Untätigkeit und zögerlicher Umgang
Der Jüdische Weltkongress kritisiert die Untätigkeit bzw. den zögerlichen Umgang deutscher Institutionen mit NS-Raubkunst. Ronald S. Lauder fordert deshalb eine unabhängige internationale Kommission, in der weltweit führende Provenienzforscher vertreten sein sollten. Sie sollen die Sammlungen von Museen überprüfen, versuchen, die Opfer bzw. deren Erben zu ermitteln, und eine faire Entschädigung anbieten:
"Die Kommission sollte finanziell gut ausgestattet sein und reale Entscheidungsgewalt ausüben können. Museen, die sich bislang gegen Transparenz gesträubt haben, könnten dazu verpflichtet werden, Nachforschungen im eigenen Haus durchzuführen, und zwar im Einklang mit internationalen Standards."
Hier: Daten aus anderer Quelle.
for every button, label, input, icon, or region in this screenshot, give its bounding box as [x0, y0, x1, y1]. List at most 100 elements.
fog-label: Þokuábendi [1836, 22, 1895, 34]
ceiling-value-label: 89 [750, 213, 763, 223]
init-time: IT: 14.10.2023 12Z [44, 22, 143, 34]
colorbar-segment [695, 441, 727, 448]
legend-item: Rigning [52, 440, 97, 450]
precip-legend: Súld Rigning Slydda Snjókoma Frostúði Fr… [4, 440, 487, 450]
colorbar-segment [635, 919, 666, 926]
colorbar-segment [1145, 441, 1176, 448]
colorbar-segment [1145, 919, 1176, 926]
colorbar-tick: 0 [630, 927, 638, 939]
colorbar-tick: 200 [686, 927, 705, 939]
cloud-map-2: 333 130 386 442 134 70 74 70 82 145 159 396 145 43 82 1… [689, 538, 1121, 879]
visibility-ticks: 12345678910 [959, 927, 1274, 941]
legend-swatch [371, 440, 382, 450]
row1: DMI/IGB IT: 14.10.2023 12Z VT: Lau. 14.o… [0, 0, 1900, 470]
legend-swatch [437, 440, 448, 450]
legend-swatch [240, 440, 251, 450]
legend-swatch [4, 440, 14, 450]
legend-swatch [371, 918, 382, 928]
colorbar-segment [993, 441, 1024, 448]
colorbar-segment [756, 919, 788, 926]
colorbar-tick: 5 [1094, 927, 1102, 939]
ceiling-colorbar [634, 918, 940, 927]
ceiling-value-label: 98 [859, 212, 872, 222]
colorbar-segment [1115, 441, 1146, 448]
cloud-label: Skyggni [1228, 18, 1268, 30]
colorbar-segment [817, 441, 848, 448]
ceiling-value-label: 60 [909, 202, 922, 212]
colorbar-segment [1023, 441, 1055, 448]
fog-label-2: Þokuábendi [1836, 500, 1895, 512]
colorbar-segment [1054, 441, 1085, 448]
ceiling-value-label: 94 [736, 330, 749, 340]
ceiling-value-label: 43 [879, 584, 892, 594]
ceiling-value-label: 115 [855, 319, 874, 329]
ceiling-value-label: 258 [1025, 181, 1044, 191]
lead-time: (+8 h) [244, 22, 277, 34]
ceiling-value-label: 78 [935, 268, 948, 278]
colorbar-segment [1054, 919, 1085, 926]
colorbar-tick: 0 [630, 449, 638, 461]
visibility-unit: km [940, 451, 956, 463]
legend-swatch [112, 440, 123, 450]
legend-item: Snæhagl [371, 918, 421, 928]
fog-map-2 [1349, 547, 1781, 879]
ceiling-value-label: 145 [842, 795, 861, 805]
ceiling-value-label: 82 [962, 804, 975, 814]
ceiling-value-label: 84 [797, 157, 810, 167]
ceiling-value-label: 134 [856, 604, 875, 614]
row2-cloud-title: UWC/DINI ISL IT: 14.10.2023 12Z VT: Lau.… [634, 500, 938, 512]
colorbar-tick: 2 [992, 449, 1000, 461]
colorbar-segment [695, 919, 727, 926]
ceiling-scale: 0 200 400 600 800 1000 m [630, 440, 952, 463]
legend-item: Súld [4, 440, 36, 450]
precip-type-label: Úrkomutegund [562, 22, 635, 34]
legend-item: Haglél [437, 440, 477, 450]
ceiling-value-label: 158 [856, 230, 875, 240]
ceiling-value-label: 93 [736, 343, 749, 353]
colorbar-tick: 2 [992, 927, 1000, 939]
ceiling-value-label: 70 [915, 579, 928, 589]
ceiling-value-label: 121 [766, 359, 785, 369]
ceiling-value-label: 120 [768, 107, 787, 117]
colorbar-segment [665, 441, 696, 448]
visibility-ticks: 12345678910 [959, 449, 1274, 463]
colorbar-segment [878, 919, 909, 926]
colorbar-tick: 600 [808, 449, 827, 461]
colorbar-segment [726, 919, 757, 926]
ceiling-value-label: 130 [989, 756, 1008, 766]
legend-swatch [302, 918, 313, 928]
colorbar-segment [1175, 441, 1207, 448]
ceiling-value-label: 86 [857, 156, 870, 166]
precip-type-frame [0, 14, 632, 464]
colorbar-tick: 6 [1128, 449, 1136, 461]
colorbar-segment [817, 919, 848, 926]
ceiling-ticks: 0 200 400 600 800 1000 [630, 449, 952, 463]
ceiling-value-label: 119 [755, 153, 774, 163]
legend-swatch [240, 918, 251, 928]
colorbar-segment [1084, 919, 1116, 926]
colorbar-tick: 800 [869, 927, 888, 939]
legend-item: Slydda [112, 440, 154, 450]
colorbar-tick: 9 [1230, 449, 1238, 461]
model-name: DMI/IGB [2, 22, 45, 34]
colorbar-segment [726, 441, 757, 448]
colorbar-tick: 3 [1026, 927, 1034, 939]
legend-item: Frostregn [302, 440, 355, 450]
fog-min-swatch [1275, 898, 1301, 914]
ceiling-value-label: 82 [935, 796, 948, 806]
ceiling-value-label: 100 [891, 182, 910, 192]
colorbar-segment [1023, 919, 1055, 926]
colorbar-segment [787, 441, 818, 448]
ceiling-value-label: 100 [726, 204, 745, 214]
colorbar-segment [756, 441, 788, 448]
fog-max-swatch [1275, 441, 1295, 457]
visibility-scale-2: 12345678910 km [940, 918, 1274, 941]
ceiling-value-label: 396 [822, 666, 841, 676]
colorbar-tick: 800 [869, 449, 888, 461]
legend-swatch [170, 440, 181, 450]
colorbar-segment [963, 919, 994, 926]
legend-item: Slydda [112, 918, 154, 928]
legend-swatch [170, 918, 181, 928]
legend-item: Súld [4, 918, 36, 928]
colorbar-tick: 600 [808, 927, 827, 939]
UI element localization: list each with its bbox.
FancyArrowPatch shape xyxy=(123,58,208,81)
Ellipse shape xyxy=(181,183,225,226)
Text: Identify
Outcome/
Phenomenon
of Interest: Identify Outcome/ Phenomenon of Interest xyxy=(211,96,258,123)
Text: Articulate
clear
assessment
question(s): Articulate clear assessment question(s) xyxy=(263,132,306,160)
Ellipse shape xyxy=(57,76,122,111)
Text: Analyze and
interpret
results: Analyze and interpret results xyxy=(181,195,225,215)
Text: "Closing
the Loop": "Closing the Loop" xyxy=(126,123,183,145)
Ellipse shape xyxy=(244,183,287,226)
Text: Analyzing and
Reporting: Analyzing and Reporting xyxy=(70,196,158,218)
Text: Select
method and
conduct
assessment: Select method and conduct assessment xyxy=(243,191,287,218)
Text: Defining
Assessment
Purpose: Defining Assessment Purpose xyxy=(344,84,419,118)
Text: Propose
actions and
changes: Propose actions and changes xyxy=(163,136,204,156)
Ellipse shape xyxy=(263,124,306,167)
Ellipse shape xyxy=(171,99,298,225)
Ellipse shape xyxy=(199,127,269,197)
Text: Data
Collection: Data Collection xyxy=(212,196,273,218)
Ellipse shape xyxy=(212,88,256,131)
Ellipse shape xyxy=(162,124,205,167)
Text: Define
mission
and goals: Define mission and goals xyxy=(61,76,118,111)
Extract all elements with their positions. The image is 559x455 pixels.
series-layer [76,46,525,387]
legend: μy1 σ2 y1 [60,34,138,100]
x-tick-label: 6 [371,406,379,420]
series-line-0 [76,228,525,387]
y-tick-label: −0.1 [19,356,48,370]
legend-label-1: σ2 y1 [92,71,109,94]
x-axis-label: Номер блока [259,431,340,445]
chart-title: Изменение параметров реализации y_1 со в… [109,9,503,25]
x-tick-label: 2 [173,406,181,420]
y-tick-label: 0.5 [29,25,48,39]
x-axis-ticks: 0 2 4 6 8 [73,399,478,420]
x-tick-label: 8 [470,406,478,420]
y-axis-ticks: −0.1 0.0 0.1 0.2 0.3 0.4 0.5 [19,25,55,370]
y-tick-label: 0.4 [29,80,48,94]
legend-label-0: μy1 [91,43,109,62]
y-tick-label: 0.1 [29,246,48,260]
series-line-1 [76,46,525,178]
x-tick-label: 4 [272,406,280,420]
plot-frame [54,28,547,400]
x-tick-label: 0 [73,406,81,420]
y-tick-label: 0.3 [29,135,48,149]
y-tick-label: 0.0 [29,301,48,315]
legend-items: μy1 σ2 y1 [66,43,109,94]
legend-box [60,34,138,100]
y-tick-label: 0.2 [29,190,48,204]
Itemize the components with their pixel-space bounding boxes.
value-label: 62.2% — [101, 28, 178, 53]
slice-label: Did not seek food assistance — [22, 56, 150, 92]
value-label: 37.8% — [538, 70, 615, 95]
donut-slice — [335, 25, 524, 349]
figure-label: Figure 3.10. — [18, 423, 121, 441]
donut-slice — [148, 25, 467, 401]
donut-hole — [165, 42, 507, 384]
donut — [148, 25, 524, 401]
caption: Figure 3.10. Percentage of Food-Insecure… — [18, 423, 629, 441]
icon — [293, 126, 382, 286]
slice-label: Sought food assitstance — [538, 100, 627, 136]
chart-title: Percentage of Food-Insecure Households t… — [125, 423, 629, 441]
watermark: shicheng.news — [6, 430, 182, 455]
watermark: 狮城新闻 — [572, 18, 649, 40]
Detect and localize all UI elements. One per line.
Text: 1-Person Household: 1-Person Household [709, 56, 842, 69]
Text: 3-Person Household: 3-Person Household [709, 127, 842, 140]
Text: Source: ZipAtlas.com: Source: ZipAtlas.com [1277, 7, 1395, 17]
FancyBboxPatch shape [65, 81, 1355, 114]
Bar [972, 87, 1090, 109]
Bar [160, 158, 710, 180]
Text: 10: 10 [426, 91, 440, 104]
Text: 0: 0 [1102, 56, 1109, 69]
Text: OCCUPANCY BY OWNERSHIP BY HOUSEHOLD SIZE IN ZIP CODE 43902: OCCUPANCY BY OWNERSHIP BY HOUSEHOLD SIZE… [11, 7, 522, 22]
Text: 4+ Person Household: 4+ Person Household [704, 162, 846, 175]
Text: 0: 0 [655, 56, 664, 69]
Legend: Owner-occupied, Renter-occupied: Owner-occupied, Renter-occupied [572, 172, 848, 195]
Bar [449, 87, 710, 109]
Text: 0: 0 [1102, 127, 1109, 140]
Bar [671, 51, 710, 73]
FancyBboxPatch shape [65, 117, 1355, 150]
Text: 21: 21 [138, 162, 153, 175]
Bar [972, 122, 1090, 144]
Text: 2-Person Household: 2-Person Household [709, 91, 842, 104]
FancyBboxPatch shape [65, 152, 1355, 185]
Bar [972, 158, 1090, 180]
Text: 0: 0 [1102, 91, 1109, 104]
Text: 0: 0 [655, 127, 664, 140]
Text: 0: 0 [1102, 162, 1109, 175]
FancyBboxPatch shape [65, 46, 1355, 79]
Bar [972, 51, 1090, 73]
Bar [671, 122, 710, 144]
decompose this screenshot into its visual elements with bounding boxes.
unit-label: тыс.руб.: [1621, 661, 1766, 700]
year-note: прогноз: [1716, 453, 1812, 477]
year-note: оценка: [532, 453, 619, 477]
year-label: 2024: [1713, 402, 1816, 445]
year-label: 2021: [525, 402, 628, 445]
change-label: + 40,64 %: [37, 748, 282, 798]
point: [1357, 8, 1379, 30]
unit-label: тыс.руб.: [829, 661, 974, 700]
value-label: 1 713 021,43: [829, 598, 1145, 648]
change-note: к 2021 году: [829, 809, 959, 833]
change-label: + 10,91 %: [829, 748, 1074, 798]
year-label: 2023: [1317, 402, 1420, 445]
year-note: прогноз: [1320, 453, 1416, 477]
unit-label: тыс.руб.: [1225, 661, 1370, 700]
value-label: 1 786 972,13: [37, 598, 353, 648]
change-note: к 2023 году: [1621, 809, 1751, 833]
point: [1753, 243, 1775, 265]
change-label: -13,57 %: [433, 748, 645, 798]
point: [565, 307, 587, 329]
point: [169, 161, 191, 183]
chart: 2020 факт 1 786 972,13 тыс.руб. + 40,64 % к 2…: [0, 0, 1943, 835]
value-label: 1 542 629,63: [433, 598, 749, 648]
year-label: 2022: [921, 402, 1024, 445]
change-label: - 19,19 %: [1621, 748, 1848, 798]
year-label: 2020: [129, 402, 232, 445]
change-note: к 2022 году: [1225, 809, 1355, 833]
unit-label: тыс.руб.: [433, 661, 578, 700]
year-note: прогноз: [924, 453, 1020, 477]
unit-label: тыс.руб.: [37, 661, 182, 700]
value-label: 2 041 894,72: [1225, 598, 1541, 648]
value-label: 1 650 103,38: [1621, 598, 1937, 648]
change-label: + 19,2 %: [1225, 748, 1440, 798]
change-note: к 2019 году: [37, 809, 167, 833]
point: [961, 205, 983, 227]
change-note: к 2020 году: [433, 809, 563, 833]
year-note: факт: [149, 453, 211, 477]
Ob und inwieweit die von Lauder vorgeschlagene Kommission mit bestehenden Einrichtungen kooperieren oder konkurrieren würde, ist einstweilen unklar. Denn seit 20 Jahren versucht die sogenannte "Limbach-Kommission", Streitfälle zwischen Museen und jüdischen Erben zu schlichten. Und seit Kurzem existiert im Fall Gurlitt eine international besetzte Taskforce.
Sollten die jüdischen Eigentümer von Raubkunst oder deren Erben nicht mehr aufzufinden sein, dann könne man, so Lauders Vorschlag, die Werke versteigern. Und den Erlös jeweils zur Hälfte den deutschen jüdischen Gemeinden und dem Staat Israel zukommen lassen.
Die Forderungen Ronald S. Lauders sind bisher nur vage Empfehlungen. Mit der Initiative des Jüdischen Weltkongresses hat sich aber zweifellos der Druck auf Deutschland erhöht, das Problem der NS-Raubkunst zügig und umfassend anzugehen. Damit scheint sich ein Vorgang zu wiederholen, wie er vor Jahren in der Frage der Entschädigung von Zwangsarbeitern zu beobachten war. Nachdem jahrzehntelang Privatwirtschaft und Regierung sich nicht zuständig gefühlt und es abgelehnt hatten, Verantwortung zu übernehmen, kam erst auf massiven Druck und Boykottdrohungen gegen deutsche Unternehmen aus dem Ausland eine Lösung zustande.